Come capita spesso nella storia, poi si fanno delle rivisitazioni, di fatto il design dell’arredamento anni 50 ha lasciato un segno profondo e indelebile, questo tanto nelle forme quanto nei colori e l’abbinamento degli stessi.

Oggi molti progettisti si rifanno ai tratti di quel periodo florido d’idee, un momento creativo storico senza precedenti, oltretutto non supportato da particolari tecnologie, e forse anche per questo motivo rimane uno dei migliori periodi della creatività dei consumi.

Il miglior arredamento anni 50 si coglie specialmente nel soggiorno, la stanza del relax per eccellenza, quella che negli USA era dedicata alla TV nascente e all’intrattenimento sociale degli ospiti; il regno del sofà e delle poltrone dalle geometrie e colori pastello che oggi difficilmente si potrebbe combinare in un arredamento contemporaneo.

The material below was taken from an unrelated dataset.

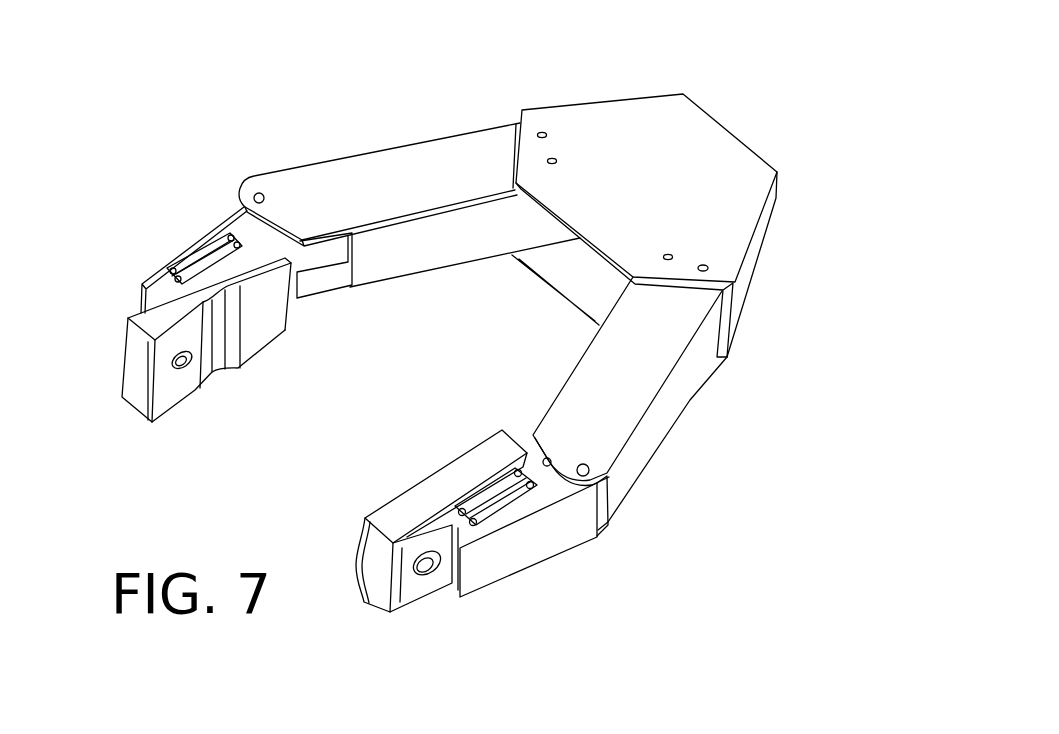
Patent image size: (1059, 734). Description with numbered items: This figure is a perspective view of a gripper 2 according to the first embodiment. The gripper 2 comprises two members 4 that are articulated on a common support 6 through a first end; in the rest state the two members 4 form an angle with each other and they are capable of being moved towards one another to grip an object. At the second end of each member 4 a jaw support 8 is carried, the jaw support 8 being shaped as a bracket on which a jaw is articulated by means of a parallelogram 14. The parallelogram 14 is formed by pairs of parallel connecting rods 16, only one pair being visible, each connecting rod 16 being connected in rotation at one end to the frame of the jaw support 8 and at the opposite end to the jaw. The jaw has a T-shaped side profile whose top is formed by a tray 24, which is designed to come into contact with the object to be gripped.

L’atmosfera degli anni 50 consisteva in un minimalismo casuale e ordinato, ma nulla di progettato per essere tale, anzi, i designer del tempo cercavano di esprimere sfarzosamente il massimo della creatività, che per quanto tale e dirompente allora, paragonato a oggi può essere considerato un minimalismo retrò.

Capita spesso di vedere dei vecchi film a colori con la mitica Marilyn, oppure le divertenti commedie con Walter Matthau e Jack Lemmon, in questi film non si possono non notare le forme dell’arredamento anni 50, le poltrone avvolgenti che già dall’estetica dovevano suscitare nel consumatore l’idea della comodità assoluta.

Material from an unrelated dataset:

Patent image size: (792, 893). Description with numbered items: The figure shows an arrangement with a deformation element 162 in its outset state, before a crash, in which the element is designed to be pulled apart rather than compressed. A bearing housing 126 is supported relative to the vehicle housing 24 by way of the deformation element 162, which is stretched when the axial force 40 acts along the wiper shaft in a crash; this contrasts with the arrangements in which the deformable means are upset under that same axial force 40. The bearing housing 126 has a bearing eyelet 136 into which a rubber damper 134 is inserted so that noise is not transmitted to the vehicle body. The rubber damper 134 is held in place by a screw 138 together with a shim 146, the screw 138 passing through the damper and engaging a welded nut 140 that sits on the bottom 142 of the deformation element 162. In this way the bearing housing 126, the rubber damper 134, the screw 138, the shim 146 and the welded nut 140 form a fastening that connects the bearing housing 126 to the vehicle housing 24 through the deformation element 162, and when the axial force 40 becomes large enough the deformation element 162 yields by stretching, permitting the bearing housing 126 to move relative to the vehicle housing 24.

Anche i colori sono stati una parte importante nell’insieme del design e dello stile anni 50, a volte esagerati con il rosso rubino, altre più concilianti con il verde salvia e il vivace giallo zafferano, combinazioni cromatiche che manifestavano l’eccentricità di un momento di grande fermento.

Questi temi oggi sono stati rispolverati da molti designer, mentre i produttori di elettrodomestici si sono lanciati nelle riproduzioni dei vari tostapane, frigoriferi e lampade di plastica.

La voglia di anni 50 è tale che sono state dedicate intere fiere al tema specifico, la riproduzione di un ambiente con questo stile, rappresenta la ricerca di un’eleganza e innocenza d’altri tempi, la bellezza nello stile di un design che segna il passaggio di un’epoca, da quella conservatrice a quella progressista sostenuta dai primi vagiti del consumismo.

Colori che certamente adesso risultano azzardati, ma perché non rinnovare un angolino di casa con questo stile?